Output character-level localization

Belval / TextRecognitionDataGenerator

A synthetic data generator for text recognition

MIT License

3.24k stars 968 forks source link

Output character-level localization #107

Open Belval opened 4 years ago

Belval commented 4 years ago

When generating images, it would be interesting to output the bounding box/mask of each character, to train localization models.

There are two possibles implementations:

Output bounding boxes in a JSON file
Output a mask file with a specific pixel value for each character

MVP would be for it to work with non-skewed/blurred images, but ideally, it should work for any configuration.
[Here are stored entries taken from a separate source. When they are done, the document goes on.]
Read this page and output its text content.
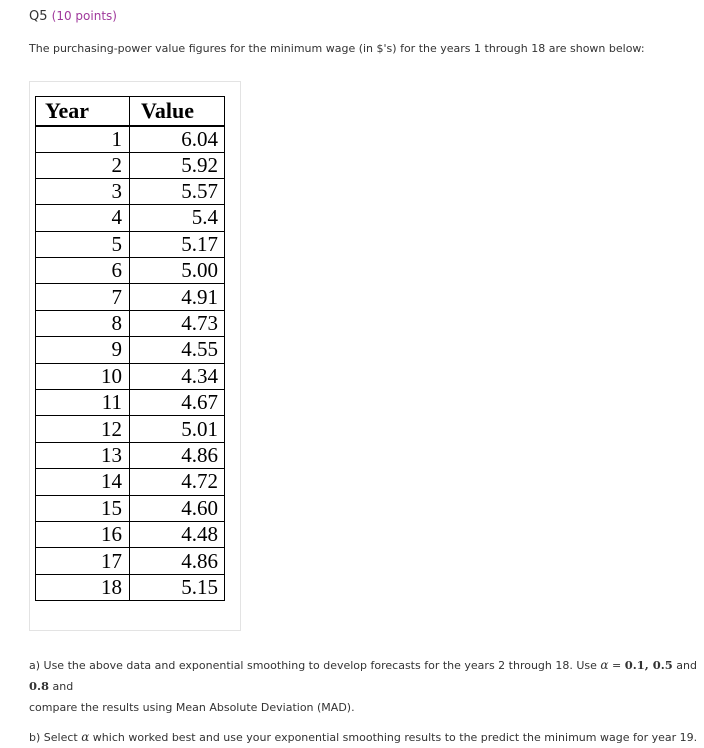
Q5 (10 points)
The purchasing-power value figures for the minimum wage (in $'s) for the years 1 through 18 are shown below:
Year	Value
1	6.04
2	5.92
3	5.57
4	5.4
5	5.17
6	5.00
7	4.91
8	4.73
9	4.55
10	4.34
11	4.67
12	5.01
13	4.86
14	4.72
15	4.60
16	4.48
17	4.86
18	5.15

a) Use the above data and exponential smoothing to develop forecasts for the years 2 through 18. Use α = 0.1, 0.5 and 0.8 and
compare the results using Mean Absolute Deviation (MAD).

b) Select α which worked best and use your exponential smoothing results to the predict the minimum wage for year 19.
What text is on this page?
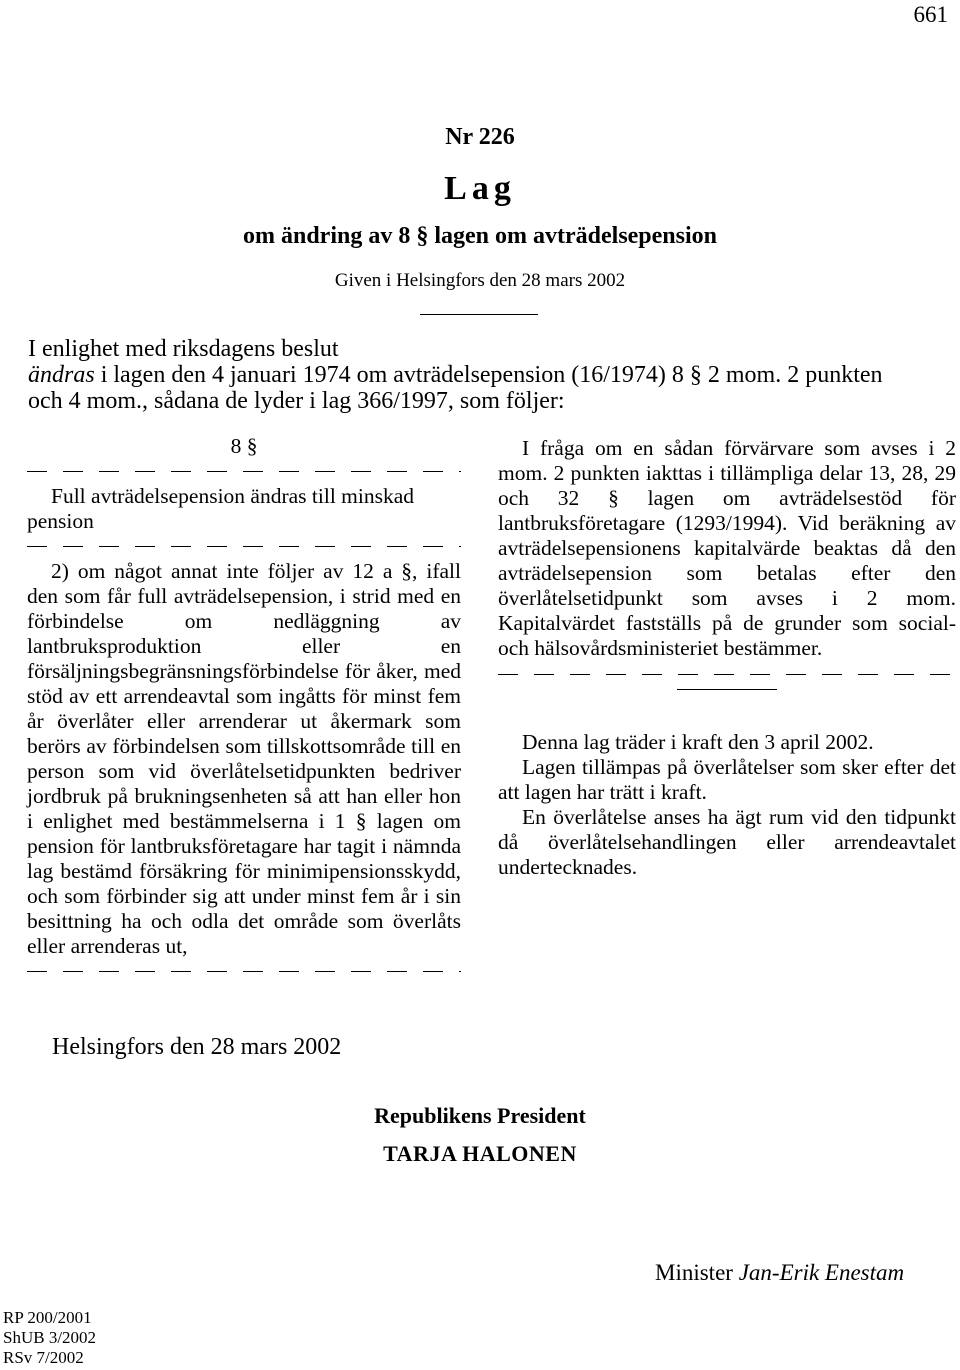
661
Nr 226
Lag
om ändring av 8 § lagen om avträdelsepension
Given i Helsingfors den 28 mars 2002

I enlighet med riksdagens beslut

ändras i lagen den 4 januari 1974 om avträdelsepension (16/1974) 8 § 2 mom. 2 punkten

och 4 mom., sådana de lyder i lag 366/1997, som följer:

8 §

Full avträdelsepension ändras till minskad pension

2) om något annat inte följer av 12 a §, ifall den som får full avträdelsepension, i strid med en förbindelse om nedläggning av lantbruksproduktion eller en försäljningsbegränsningsförbindelse för åker, med stöd av ett arrendeavtal som ingåtts för minst fem år överlåter eller arrenderar ut åkermark som berörs av förbindelsen som tillskottsområde till en person som vid överlåtelsetidpunkten bedriver jordbruk på brukningsenheten så att han eller hon i enlighet med bestämmelserna i 1 § lagen om pension för lantbruksföretagare har tagit i nämnda lag bestämd försäkring för minimipensionsskydd, och som förbinder sig att under minst fem år i sin besittning ha och odla det område som överlåts eller arrenderas ut,

I fråga om en sådan förvärvare som avses i 2 mom. 2 punkten iakttas i tillämpliga delar 13, 28, 29 och 32 § lagen om avträdelsestöd för lantbruksföretagare (1293/1994). Vid beräkning av avträdelsepensionens kapitalvärde beaktas då den avträdelsepension som betalas efter den överlåtelsetidpunkt som avses i 2 mom. Kapitalvärdet fastställs på de grunder som social- och hälsovårdsministeriet bestämmer.

Denna lag träder i kraft den 3 april 2002.

Lagen tillämpas på överlåtelser som sker efter det att lagen har trätt i kraft.

En överlåtelse anses ha ägt rum vid den tidpunkt då överlåtelsehandlingen eller arrendeavtalet undertecknades.

Helsingfors den 28 mars 2002
Republikens President
TARJA HALONEN
Minister Jan-Erik Enestam
RP 200/2001
ShUB 3/2002
RSv 7/2002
Ownmarc commented 4 years ago

Yep, would be interesting, need help on that ?

Belval commented 4 years ago

I already implemented the first option of outputting a mask with a different pixel value for each characters. It's not ready to merge yet, because of tests and handling the handwritten generators.

I will commit what I have so you can take a look, I also want to implement the format used in this paper if you would like to try it: https://arxiv.org/pdf/1904.01941.pdf

Here is an example of the current output:

outwriggled three-in-hand long-standing Arvida deaccessioning_0

It is rather hard to see, but each character's color is treated as a "label" with the RGB value incremented for each character drawn.
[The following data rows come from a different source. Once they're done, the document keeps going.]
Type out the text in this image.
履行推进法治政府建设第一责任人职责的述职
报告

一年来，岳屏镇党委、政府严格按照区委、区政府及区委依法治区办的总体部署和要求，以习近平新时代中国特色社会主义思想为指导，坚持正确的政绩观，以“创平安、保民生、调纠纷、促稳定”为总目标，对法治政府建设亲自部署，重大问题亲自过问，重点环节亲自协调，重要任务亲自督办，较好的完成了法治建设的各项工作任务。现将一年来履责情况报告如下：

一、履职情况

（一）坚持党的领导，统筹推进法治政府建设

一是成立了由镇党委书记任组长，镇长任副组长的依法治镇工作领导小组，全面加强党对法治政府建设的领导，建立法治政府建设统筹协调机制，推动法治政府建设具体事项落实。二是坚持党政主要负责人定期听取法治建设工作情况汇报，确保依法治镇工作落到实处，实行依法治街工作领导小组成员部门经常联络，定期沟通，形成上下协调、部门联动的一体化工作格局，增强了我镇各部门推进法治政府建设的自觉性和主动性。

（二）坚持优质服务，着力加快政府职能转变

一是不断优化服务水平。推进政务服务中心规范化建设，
Here you'd have (0, 0, 1), (0, 0, 2), ... (0, 0, 255), (0, 1, 0) etc...

To create bounding boxes around each character I think skimage could be used: https://muthu.co/draw-bounding-box-around-contours-skimage/

Belval commented 4 years ago

Branch is https://github.com/Belval/TextRecognitionDataGenerator/tree/output-mask

Belval commented 4 years ago

Branch is now merged in master, masks can be generated by using -om 1

acculturation_1 acculturation_1_mask

The mask is not really human friendly, it works by setting pixels in increments of one.

Here are the colors for each letter in this case:

a => (0, 0, 1) c => (0, 0, 2) c => (0, 0, 3) u => (0, 0, 4) ...

Giving us a maximum character count of 256³ - 1 or 16777215.

Two things need to be added before the issue can be closed:

Proper documentation for the feature
A sample script to convert that format to a more "normal" binary numpy array.

KhanhCon commented 4 years ago

Hi Edouard, Does it now support bounding boxes around characters?

Belval commented 4 years ago

Right now it does not, is there a standard format you would like me to implement?

yyyash8 commented 4 years ago

Right now it does not, is there a standard format you would like me to implement?

Is it possible when the code is writing text on the background image it has to have coordinates, by using those coordinates can we get that bounding box values and save it to txt like yolo format uses. e.g. for test.jpg(containing 2 char)>>test.txt(containing 2 bounding boxex) 12 33 444 555 34 56 67 88

Belval commented 4 years ago

I can do that for sure, I'll tag you when the feature is ready.

yyyash8 commented 4 years ago

I can do that for sure, I'll tag you when the feature is ready.

Thanks

jacksonthall22 commented 2 months ago

Hey @Belval, any progress on this feature? I'm trying to generate a synthetic handwriting dataset for character localization. This would be a huge help!